Shias Gedanken waren immer schwächer geworden, als die Katzen sich durch das grausame Unwetter quälten und gegen den unerbittlichen Ansturm des Windes kämpften, der den Schnee auf ihrem Weg zu immer höheren Hindernissen auftürmte. Anvar, der auf dem steinernen Boden seiner Höhle hin- und herlief, haderte mit seiner Hilflosigkeit. Bei den Göttern, wenn ich ihnen doch nur helfen könnte, dachte er. Es mußte doch etwas geben, was er tun konnte. Dann zuckte die rauhe, alte Stimme einer fremden Katze durch seine Gedanken, und als wolle sie noch zu seinen Qualen beitragen, überbrachte sie ihm eine Botschaft, die ihm das Blut in den Adern erstarren ließ.
»Mensch, wir können keinen anderen Weg nach oben finden. Shia hat beschlossen, zu dir hinaufzuklettern, also wäre es nur vernünftig, wenn du eine Weile lang nicht versuchen würdest, mit ihr zu sprechen. Sie wird ihre ganze Konzentration brauchen, wenn sie überleben soll.«
»Halte sie auf! Das darf sie nicht tun«, rief Anvar. »Es ist unmöglich, diesen Felsen zu erklimmen!« In Gedanken hörte er das trockene, freudlose Kichern der Katze.

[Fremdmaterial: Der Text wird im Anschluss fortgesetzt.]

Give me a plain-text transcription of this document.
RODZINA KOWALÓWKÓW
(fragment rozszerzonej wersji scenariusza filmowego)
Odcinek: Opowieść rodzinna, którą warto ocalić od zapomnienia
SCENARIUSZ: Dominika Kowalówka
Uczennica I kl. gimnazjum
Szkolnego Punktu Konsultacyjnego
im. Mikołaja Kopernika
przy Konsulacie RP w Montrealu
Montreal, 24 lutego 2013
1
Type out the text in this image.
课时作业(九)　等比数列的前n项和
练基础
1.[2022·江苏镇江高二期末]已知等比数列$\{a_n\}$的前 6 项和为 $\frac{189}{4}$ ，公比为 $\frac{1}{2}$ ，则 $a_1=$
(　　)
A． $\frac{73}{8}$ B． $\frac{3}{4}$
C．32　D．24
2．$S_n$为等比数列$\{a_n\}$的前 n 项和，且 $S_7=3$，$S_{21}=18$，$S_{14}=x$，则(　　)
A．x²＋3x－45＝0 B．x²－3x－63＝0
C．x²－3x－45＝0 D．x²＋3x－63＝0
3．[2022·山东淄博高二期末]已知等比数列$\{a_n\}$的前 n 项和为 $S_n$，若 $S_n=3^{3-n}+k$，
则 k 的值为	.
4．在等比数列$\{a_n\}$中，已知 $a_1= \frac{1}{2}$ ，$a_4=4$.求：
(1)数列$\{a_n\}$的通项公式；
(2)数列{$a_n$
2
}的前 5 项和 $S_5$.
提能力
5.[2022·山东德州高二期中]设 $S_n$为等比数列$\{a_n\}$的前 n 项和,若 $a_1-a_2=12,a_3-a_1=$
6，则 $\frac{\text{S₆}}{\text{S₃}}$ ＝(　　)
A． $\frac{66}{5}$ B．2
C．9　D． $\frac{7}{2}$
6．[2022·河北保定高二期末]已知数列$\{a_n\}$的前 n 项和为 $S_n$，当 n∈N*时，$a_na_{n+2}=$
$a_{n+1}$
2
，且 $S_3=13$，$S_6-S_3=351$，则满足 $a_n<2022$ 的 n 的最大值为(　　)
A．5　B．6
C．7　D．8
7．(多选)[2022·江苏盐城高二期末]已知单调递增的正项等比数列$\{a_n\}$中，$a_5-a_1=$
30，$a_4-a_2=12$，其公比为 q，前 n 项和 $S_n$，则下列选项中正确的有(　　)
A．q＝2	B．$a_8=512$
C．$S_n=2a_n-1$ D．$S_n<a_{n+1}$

»Es ist zu spät, um sie aufzuhalten. Sie ist bereits aufgebrochen. Aber vergiß nicht, daß etwas, was für einen Menschen unmöglich ist, für eine Katze nicht unbedingt auch unmöglich sein muß. Ihre Klauen können auch die winzigsten Risse im Felsen finden, und sie kann ihre Glieder weiter strecken, als es einem kleinen Menschen möglich wäre.« Dann hörte Anvar, wie sich ein Unterton des Zweifels in die Stimme der alten Katze hineinstahl. »Das heißt, wenn ihre Kraft dazu reicht.« Hreezas Worte verklangen in bekümmertem Schweigen.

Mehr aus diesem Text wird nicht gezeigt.